Далее, на основании неразрывности ассоциации между определенными движениями и соответствующими им эмоциями, даже опустошенная душа наполняется, при театрализации жизненного материала, эмоциональным содержанием, и содержанием главным образом положительного характера, {67} поскольку наклон всякой театрализации, раз она не злоумышленна, есть наклон к радости, красоте, силе. «Присоединяясь к веселому обществу, — учит Т. Рибо, — и подражая его внешним приемам, можно вызвать в себе… веселье». Ясно, что и нарядный костюм, веселая обстановка, эротическая раскраска лица и т. п. не могут не оказать благого влияния на наше настроение. По-видимому, это усвоили даже социалисты, столь повинные в детеатрализации жизни, — положим, социалисты новейшей формации, как, например, Эллен Кей{187}, в брошюре которой «Эстетические начала общежития» мы с удивлением читаем, что «повышению жизненного импульса непосредственно содействует» не увеличение заработной платы, сокращение рабочих часов или что-нибудь вроде этого, а «всякого рода впечатления красоты: столовая утварь, освещение, цветы, жилище, платье, как и беседа». Нетрудно заметить, что перечисленные предметы легко подводятся под театральные понятия «бутафории», «декорации», «иллюминации», «костюма» и «диалога». Совершенно незаметным образом «проклятая театральщина» житейского уклада оказалось в фаворе у ее ненавистников.

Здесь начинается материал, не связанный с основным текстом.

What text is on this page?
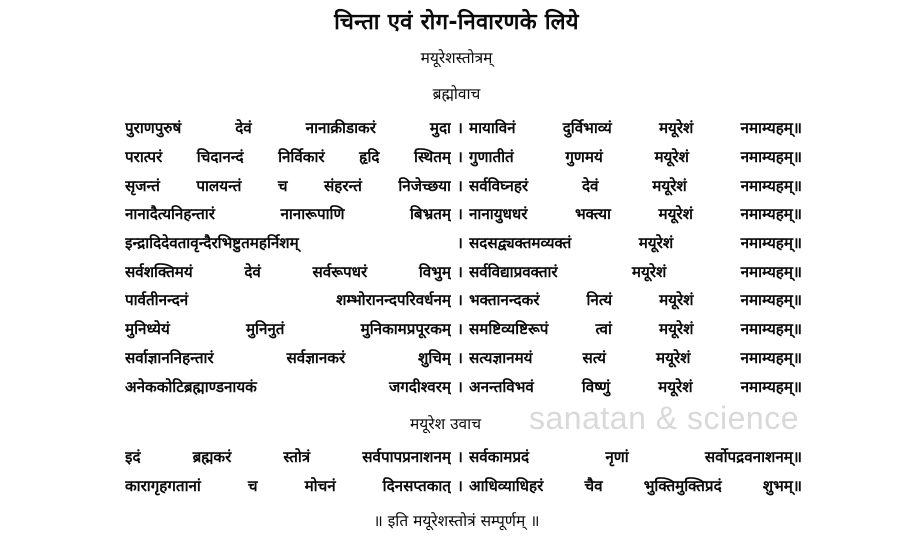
चिन्ता एवं रोग-निवारणके लिये
मयूरेशस्तोत्रम्
ब्रह्मोवाच
पुराणपुरुषं	देवं	नानाक्रीडाकरं	मुदा । मायाविनं	दुर्विभाव्यं	मयूरेशं	नमाम्यहम्॥
परात्परं चिदानन्दं निर्विकारं हृदि स्थितम् । गुणातीतं	गुणमयं	मयूरेशं	नमाम्यहम्॥
सृजन्तं पालयन्तं च संहरन्तं निजेच्छया । सर्वविघ्नहरं	देवं	मयूरेशं	नमाम्यहम्॥
नानादैत्यनिहन्तारं	नानारूपाणि	बिभ्रतम् । नानायुधधरं	भक्त्या	मयूरेशं	नमाम्यहम्॥
इन्द्रादिदेवतावृन्दैरभिष्टुतमहर्निशम्	। सदसद्व्यक्तमव्यक्तं	मयूरेशं	नमाम्यहम्॥
सर्वशक्तिमयं	देवं	सर्वरूपधरं	विभुम् । सर्वविद्याप्रवक्तारं	मयूरेशं	नमाम्यहम्॥
पार्वतीनन्दनं	शम्भोरानन्दपरिवर्धनम् । भक्तानन्दकरं	नित्यं	मयूरेशं	नमाम्यहम्॥
मुनिध्येयं	मुनिनुतं	मुनिकामप्रपूरकम् । समष्टिव्यष्टिरूपं	त्वां	मयूरेशं	नमाम्यहम्॥
सर्वाज्ञाननिहन्तारं	सर्वज्ञानकरं	शुचिम् । सत्यज्ञानमयं	सत्यं	मयूरेशं	नमाम्यहम्॥
अनेककोटिब्रह्माण्डनायकं	जगदीश्वरम् । अनन्तविभवं	विष्णुं	मयूरेशं	नमाम्यहम्॥
मयूरेश उवाच sanatan & science
इदं	ब्रह्मकरं	स्तोत्रं	सर्वपापप्रनाशनम् । सर्वकामप्रदं	नृणां	सर्वोपद्रवनाशनम्॥
कारागृहगतानां	च	मोचनं	दिनसप्तकात् । आधिव्याधिहरं	चैव	भुक्तिमुक्तिप्रदं	शुभम्॥
॥ इति मयूरेशस्तोत्रं सम्पूर्णम् ॥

Остается принять шопенгауэровское bon mot{188}: «человек может быть вполне самим собою только, пока он один, так как общество прежде всего требует взаимного приспособления»{189} — и мы возвратимся к тому положению вещей, какое было, например, в XVIII веке и которое философ екатерининской эпохи Григорий Саввич Сковорода определил исчерпывающе, сказав, что «свет подобен театру. Чтоб представить на нем игру с успехом и похвалою, берут роли по способностям. Действующее лицо не по знатности роли, но за удачность игры похваляется».
Да иначе и не может быть! — Мы неисправимые актеры, мы всасываем театральность с молоком матери и обойтись без нее, как и без него, мы не можем. Наша природа — не та ли дама, что говорила эстету Шербюлье{190}: «Когда я хочу посмотреть на себя, какова я, я предварительно оправляюсь»?.. Non est ridere{191}…

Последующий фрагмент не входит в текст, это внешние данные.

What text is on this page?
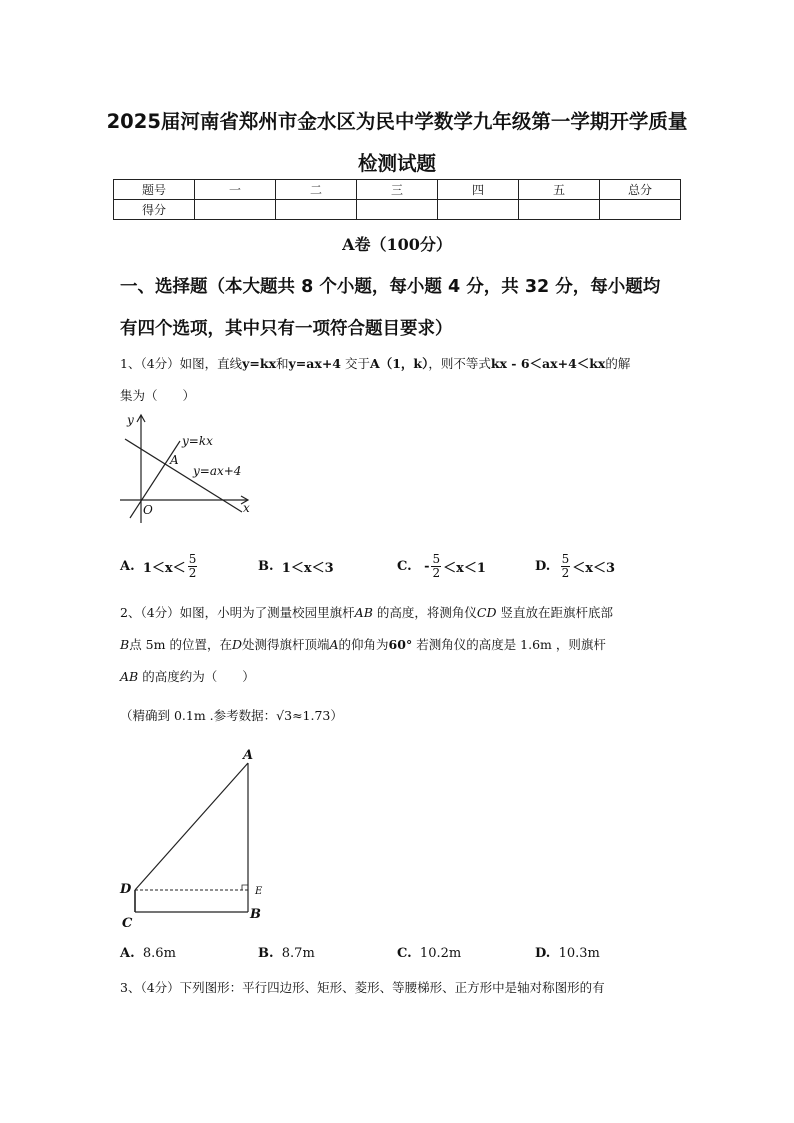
2025届河南省郑州市金水区为民中学数学九年级第一学期开学质量
检测试题
题号	一	二	三	四	五	总分
得分						
A卷（100分）
一、选择题（本大题共 8 个小题，每小题 4 分，共 32 分，每小题均
有四个选项，其中只有一项符合题目要求）
1、（4分）如图，直线y=kx和y=ax+4 交于A（1，k），则不等式kx - 6＜ax+4＜kx的解
集为（　　）
y
x
O
A
y=kx
y=ax+4
A
D	E
C
B
A.
$1<x< \frac{5}{2}$	B.
1＜x＜3	C.
- $\frac{5}{2} <x<1$	D.
$\frac{5}{2} <x<3$
2、（4分）如图，小明为了测量校园里旗杆AB 的高度，将测角仪CD 竖直放在距旗杆底部
B点 5m 的位置，在D处测得旗杆顶端A的仰角为60° 若测角仪的高度是 1.6m ，则旗杆
AB 的高度约为（　　）
（精确到 0.1m .参考数据：√3≈1.73）
A.
8.6m	B.
8.7m	C.
10.2m	D.
10.3m
3、（4分）下列图形：平行四边形、矩形、菱形、等腰梯形、正方形中是轴对称图形的有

«Есть люди, — говорит Шопенгауэр, — на лице которых отпечатана такая животная ограниченность рассудка, что просто удивляешься, как они рискуют выходить с такой физиономией без маски»{192}. На это можно ответить, что потому-то такие люди и чужды театрализации, что в них «животная ограниченность рассудка».
Умственно одаренный человек понимает, что природа есть нечто, что должно преодолеть, если не в ницшеанском смысле, то хотя бы в человеческом, слишком человеческом. «Китайские церемонии» смешны лишь как иноплеменная форма театрализации, но не как тенденция.
Недаром даже Смайльс{193} — этот неумолимый, антитеатральный и скучнейший бог современных моралистов — и тот признал, что «изящество в обращении (т. е. тонкая театральность) доставляет более наслаждения, чем картины и статуи; это, — заявляет он в “Характере”, — самое изящное из всех изящных искусств». Право, стоит задуматься над этой знаменательной фразой.
Смысл жизни для ребенка — игра. Смысл жизни для дикаря — тоже игра. Знаем ли мы другой смысл жизни для нас, неверующих, разочарованных {68} не только в значении ценностей этических и научных, но и в самом скептицизме!..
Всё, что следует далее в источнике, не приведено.